Traditionally training sets like imagenet only allowed you to map images to a single class (and hence one word). This method allows you to map text to images, but can also be used to map images to text if the need arises.

This particular blog however is specifically how we managed to train this on colab GPUs using huggingface transformers and pytorch lightning.

A Working version of this code can be found on kaggle..


Kudos to the following CLIP tutorial in the keras documentation.

The important thing to notice about the constants is the embedding dim. We will project the output of a resnet and transformers into 512 dimensional space.

MAX_LEN = 32 # Maximum length of text
TEXT_MODEL = "distilbert-base-multilingual-cased"



We download the coco dataset which contains 5 captions per image and has roughly 82k images. We take 20% of it to be our validation set.

Considering that the image backbone is trained using imagenet, we normalise it using the imagenet stats as shown in the transforms normalize step. We also resize the image to 128x128 to make sure it trains in reasonable time.

Warning: Downloading the files will take a while (~5-10 minutes).

class Tokenizer:
    def __init__(self, tokenizer: BertTokenizer) -> None:
        self.tokenizer = tokenizer

    def __call__(self, x: str) -> AutoTokenizer:
        return self.tokenizer(
            x, max_length=MAX_LEN, truncation=True, padding=True, return_tensors="pt"

    def decode(self, x: Dict[str, torch.LongTensor]):
        return [self.tokenizer.decode(sentence[:sentence_len]) for sentence, sentence_len in 
                zip(x["input_ids"], x["attention_mask"].sum(axis=-1))]

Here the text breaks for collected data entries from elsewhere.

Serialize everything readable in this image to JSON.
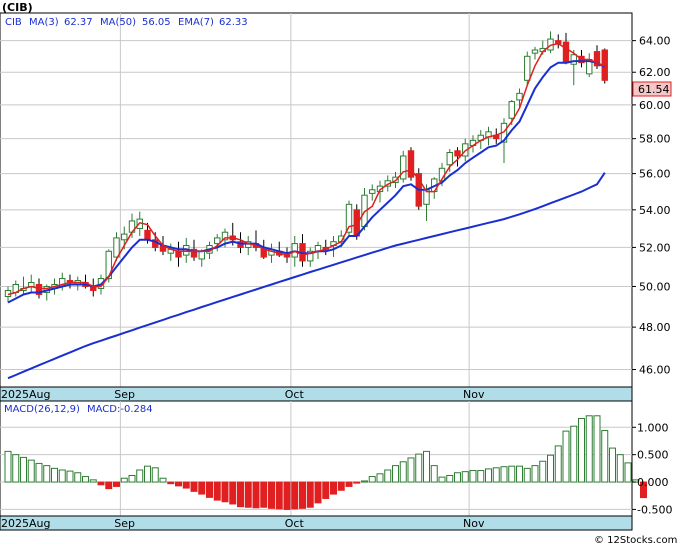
{
  "ticker_label": "(CIB)",
  "legend": {
    "symbol": "CIB",
    "ma3": "MA(3)",
    "ma3_value": "62.37",
    "ma50": "MA(50)",
    "ma50_value": "56.05",
    "ema7": "EMA(7)",
    "ema7_value": "62.33"
  },
  "last_price": "61.54",
  "macd_legend": {
    "label": "MACD(26,12,9)",
    "value_label": "MACD:-0.284"
  },
  "watermark": "© 12Stocks.com",
  "colors": {
    "up_candle": "#2e7d32",
    "down_candle": "#e02020",
    "ma_fast": "#e02020",
    "ma_mid": "#1a2fd0",
    "ma50": "#1a2fd0",
    "axis_band": "#b0dde8",
    "grid": "#c8c8c8",
    "macd_pos": "#2e7d32",
    "macd_neg": "#e02020"
  },
  "chart_data": [
    {
      "type": "candlestick",
      "x_labels": [
        {
          "label": "2025Aug",
          "index": 0
        },
        {
          "label": "Sep",
          "index": 15
        },
        {
          "label": "Oct",
          "index": 37
        },
        {
          "label": "Nov",
          "index": 60
        }
      ],
      "y_ticks": [
        "46.00",
        "48.00",
        "50.00",
        "52.00",
        "54.00",
        "56.00",
        "58.00",
        "60.00",
        "62.00",
        "64.00"
      ],
      "ylim": [
        45.2,
        65.8
      ],
      "y_scale": "log",
      "ohlc": [
        [
          49.5,
          50.0,
          49.2,
          49.8
        ],
        [
          49.7,
          50.3,
          49.5,
          50.1
        ],
        [
          49.8,
          50.5,
          49.6,
          49.9
        ],
        [
          50.0,
          50.6,
          49.7,
          50.2
        ],
        [
          50.1,
          50.4,
          49.4,
          49.6
        ],
        [
          49.7,
          50.1,
          49.3,
          50.0
        ],
        [
          49.9,
          50.4,
          49.6,
          50.1
        ],
        [
          50.0,
          50.7,
          49.8,
          50.4
        ],
        [
          50.3,
          50.6,
          49.9,
          50.2
        ],
        [
          50.1,
          50.5,
          49.8,
          50.3
        ],
        [
          50.2,
          50.6,
          49.9,
          50.0
        ],
        [
          50.0,
          50.4,
          49.5,
          49.8
        ],
        [
          49.9,
          50.6,
          49.6,
          50.4
        ],
        [
          50.4,
          51.9,
          50.2,
          51.8
        ],
        [
          51.5,
          52.8,
          51.3,
          52.5
        ],
        [
          52.4,
          53.1,
          51.9,
          52.7
        ],
        [
          52.8,
          53.8,
          52.5,
          53.4
        ],
        [
          53.0,
          53.9,
          52.6,
          53.5
        ],
        [
          52.9,
          53.3,
          52.2,
          52.4
        ],
        [
          52.4,
          52.8,
          51.8,
          52.0
        ],
        [
          52.1,
          52.6,
          51.6,
          51.8
        ],
        [
          51.7,
          52.2,
          51.3,
          51.9
        ],
        [
          51.8,
          52.3,
          51.0,
          51.5
        ],
        [
          51.6,
          52.5,
          51.2,
          52.1
        ],
        [
          51.9,
          52.4,
          51.3,
          51.5
        ],
        [
          51.4,
          51.9,
          51.0,
          51.8
        ],
        [
          51.7,
          52.3,
          51.4,
          52.1
        ],
        [
          52.2,
          52.7,
          51.8,
          52.5
        ],
        [
          52.4,
          53.0,
          52.0,
          52.8
        ],
        [
          52.6,
          53.3,
          52.1,
          52.4
        ],
        [
          52.3,
          52.8,
          51.7,
          52.0
        ],
        [
          52.0,
          52.6,
          51.6,
          52.3
        ],
        [
          52.2,
          52.9,
          51.8,
          52.0
        ],
        [
          51.9,
          52.4,
          51.4,
          51.5
        ],
        [
          51.6,
          52.2,
          51.2,
          51.9
        ],
        [
          51.8,
          52.3,
          51.5,
          51.6
        ],
        [
          51.6,
          52.0,
          51.2,
          51.5
        ],
        [
          51.5,
          52.6,
          51.0,
          52.2
        ],
        [
          52.2,
          52.7,
          51.0,
          51.3
        ],
        [
          51.3,
          52.0,
          51.0,
          51.8
        ],
        [
          51.8,
          52.3,
          51.4,
          52.1
        ],
        [
          52.0,
          52.4,
          51.6,
          51.9
        ],
        [
          52.1,
          52.6,
          51.5,
          52.3
        ],
        [
          52.3,
          52.9,
          52.0,
          52.6
        ],
        [
          52.8,
          54.5,
          52.6,
          54.3
        ],
        [
          54.0,
          54.3,
          52.4,
          52.6
        ],
        [
          53.1,
          55.2,
          52.9,
          54.8
        ],
        [
          54.9,
          55.4,
          54.5,
          55.1
        ],
        [
          55.0,
          55.6,
          54.4,
          55.3
        ],
        [
          55.3,
          55.9,
          55.0,
          55.6
        ],
        [
          55.5,
          56.1,
          55.2,
          55.8
        ],
        [
          55.7,
          57.3,
          55.5,
          57.0
        ],
        [
          57.3,
          57.5,
          55.6,
          55.8
        ],
        [
          56.0,
          56.3,
          54.0,
          54.2
        ],
        [
          54.3,
          55.4,
          53.4,
          55.1
        ],
        [
          55.0,
          55.8,
          54.6,
          55.7
        ],
        [
          55.6,
          56.6,
          55.3,
          56.3
        ],
        [
          56.5,
          57.4,
          56.1,
          57.2
        ],
        [
          57.3,
          57.5,
          56.4,
          57.0
        ],
        [
          57.0,
          58.0,
          56.7,
          57.7
        ],
        [
          57.6,
          58.2,
          57.2,
          57.9
        ],
        [
          57.9,
          58.5,
          57.4,
          58.2
        ],
        [
          58.1,
          58.7,
          57.6,
          58.4
        ],
        [
          58.2,
          58.6,
          57.7,
          58.0
        ],
        [
          57.8,
          59.2,
          56.6,
          58.9
        ],
        [
          59.2,
          60.3,
          58.8,
          60.2
        ],
        [
          60.3,
          61.0,
          59.8,
          60.7
        ],
        [
          61.5,
          63.3,
          61.2,
          63.0
        ],
        [
          63.2,
          63.6,
          62.8,
          63.4
        ],
        [
          63.3,
          64.0,
          63.1,
          63.5
        ],
        [
          63.4,
          64.6,
          63.2,
          64.1
        ],
        [
          64.0,
          64.4,
          63.5,
          63.8
        ],
        [
          63.9,
          64.5,
          62.5,
          62.6
        ],
        [
          62.5,
          63.4,
          61.2,
          63.1
        ],
        [
          63.0,
          63.4,
          62.3,
          62.6
        ],
        [
          61.9,
          63.2,
          61.7,
          62.8
        ],
        [
          63.3,
          63.7,
          62.2,
          62.4
        ],
        [
          63.4,
          63.5,
          61.3,
          61.5
        ]
      ],
      "ma3": [
        49.6,
        49.7,
        49.9,
        50.0,
        49.9,
        49.9,
        50.0,
        50.1,
        50.2,
        50.2,
        50.2,
        50.0,
        50.0,
        50.5,
        51.4,
        52.1,
        52.8,
        53.3,
        53.2,
        52.6,
        52.1,
        51.9,
        51.8,
        51.8,
        51.8,
        51.8,
        51.8,
        52.1,
        52.5,
        52.5,
        52.4,
        52.2,
        52.1,
        51.9,
        51.8,
        51.7,
        51.6,
        51.8,
        51.6,
        51.7,
        51.8,
        51.9,
        52.1,
        52.3,
        53.1,
        53.2,
        53.9,
        54.2,
        55.1,
        55.4,
        55.6,
        56.1,
        56.2,
        55.7,
        55.0,
        55.0,
        55.7,
        56.4,
        56.8,
        57.3,
        57.6,
        57.9,
        58.1,
        58.2,
        58.4,
        59.0,
        59.8,
        61.2,
        62.4,
        63.3,
        63.7,
        63.8,
        63.5,
        63.2,
        62.8,
        62.8,
        62.6,
        62.37
      ],
      "ema7": [
        49.2,
        49.4,
        49.6,
        49.7,
        49.7,
        49.8,
        49.9,
        50.0,
        50.1,
        50.1,
        50.1,
        50.0,
        50.1,
        50.5,
        51.0,
        51.5,
        52.0,
        52.4,
        52.4,
        52.3,
        52.1,
        52.0,
        51.9,
        51.9,
        51.8,
        51.8,
        51.9,
        52.0,
        52.2,
        52.3,
        52.2,
        52.2,
        52.2,
        52.0,
        51.9,
        51.8,
        51.7,
        51.8,
        51.7,
        51.7,
        51.8,
        51.8,
        51.9,
        52.1,
        52.6,
        52.6,
        53.1,
        53.6,
        54.0,
        54.4,
        54.8,
        55.3,
        55.4,
        55.1,
        55.1,
        55.3,
        55.5,
        55.9,
        56.2,
        56.6,
        56.9,
        57.2,
        57.5,
        57.6,
        57.9,
        58.5,
        59.0,
        60.0,
        61.0,
        61.7,
        62.3,
        62.6,
        62.6,
        62.7,
        62.7,
        62.7,
        62.6,
        62.33
      ],
      "ma50": [
        45.6,
        45.75,
        45.9,
        46.05,
        46.2,
        46.35,
        46.5,
        46.65,
        46.8,
        46.95,
        47.1,
        47.23,
        47.35,
        47.48,
        47.6,
        47.73,
        47.85,
        47.98,
        48.1,
        48.23,
        48.35,
        48.48,
        48.6,
        48.73,
        48.85,
        48.98,
        49.1,
        49.23,
        49.35,
        49.48,
        49.6,
        49.73,
        49.85,
        49.98,
        50.1,
        50.23,
        50.35,
        50.48,
        50.6,
        50.73,
        50.85,
        50.98,
        51.1,
        51.23,
        51.35,
        51.48,
        51.6,
        51.73,
        51.85,
        51.98,
        52.1,
        52.2,
        52.3,
        52.4,
        52.5,
        52.6,
        52.7,
        52.8,
        52.9,
        53.0,
        53.1,
        53.2,
        53.3,
        53.4,
        53.5,
        53.63,
        53.76,
        53.9,
        54.04,
        54.2,
        54.36,
        54.52,
        54.68,
        54.84,
        55.0,
        55.2,
        55.4,
        56.05
      ]
    },
    {
      "type": "bar",
      "title": "MACD(26,12,9)",
      "y_ticks": [
        "1.000",
        "0.500",
        "0.000",
        "-0.500"
      ],
      "ylim": [
        -0.62,
        1.48
      ],
      "values": [
        0.56,
        0.5,
        0.45,
        0.4,
        0.34,
        0.3,
        0.25,
        0.22,
        0.2,
        0.17,
        0.1,
        0.04,
        -0.05,
        -0.12,
        -0.08,
        0.07,
        0.12,
        0.22,
        0.29,
        0.26,
        0.07,
        -0.03,
        -0.07,
        -0.11,
        -0.17,
        -0.22,
        -0.28,
        -0.33,
        -0.36,
        -0.4,
        -0.45,
        -0.46,
        -0.47,
        -0.46,
        -0.48,
        -0.49,
        -0.5,
        -0.49,
        -0.48,
        -0.46,
        -0.38,
        -0.3,
        -0.22,
        -0.15,
        -0.08,
        -0.02,
        0.02,
        0.1,
        0.15,
        0.22,
        0.3,
        0.37,
        0.44,
        0.51,
        0.56,
        0.3,
        0.09,
        0.12,
        0.17,
        0.19,
        0.21,
        0.21,
        0.24,
        0.26,
        0.28,
        0.29,
        0.29,
        0.25,
        0.3,
        0.38,
        0.49,
        0.66,
        0.93,
        1.02,
        1.16,
        1.21,
        1.21,
        0.94,
        0.62,
        0.5,
        0.35,
        0.04,
        -0.284
      ]
    }
  ]
}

tokenizer = Tokenizer(AutoTokenizer.from_pretrained(TEXT_MODEL))
img = inv_tfm(img)
plt.imshow(np.rot90(img.transpose(0, 2), 3))
train_len = int(0.8*len(cap))
train_data, valid_data = random_split(cap, [train_len, len(cap) - train_len])
train_dl = DataLoader(train_data, BATCH_SIZE, pin_memory=True, shuffle=True, num_workers=4, drop_last=True)
valid_dl = DataLoader(valid_data, BATCH_SIZE, pin_memory=True, shuffle=False, num_workers=4, drop_last=False)
/usr/local/lib/python3.7/dist-packages/torch/utils/data/ UserWarning: This DataLoader will create 4 worker processes in total. Our suggested max number of worker in current system is 2, which is smaller than what this DataLoader is going to create. Please be aware that excessive worker creation might get DataLoader running slow or even freeze, lower the worker number to avoid potential slowness/freeze if necessary.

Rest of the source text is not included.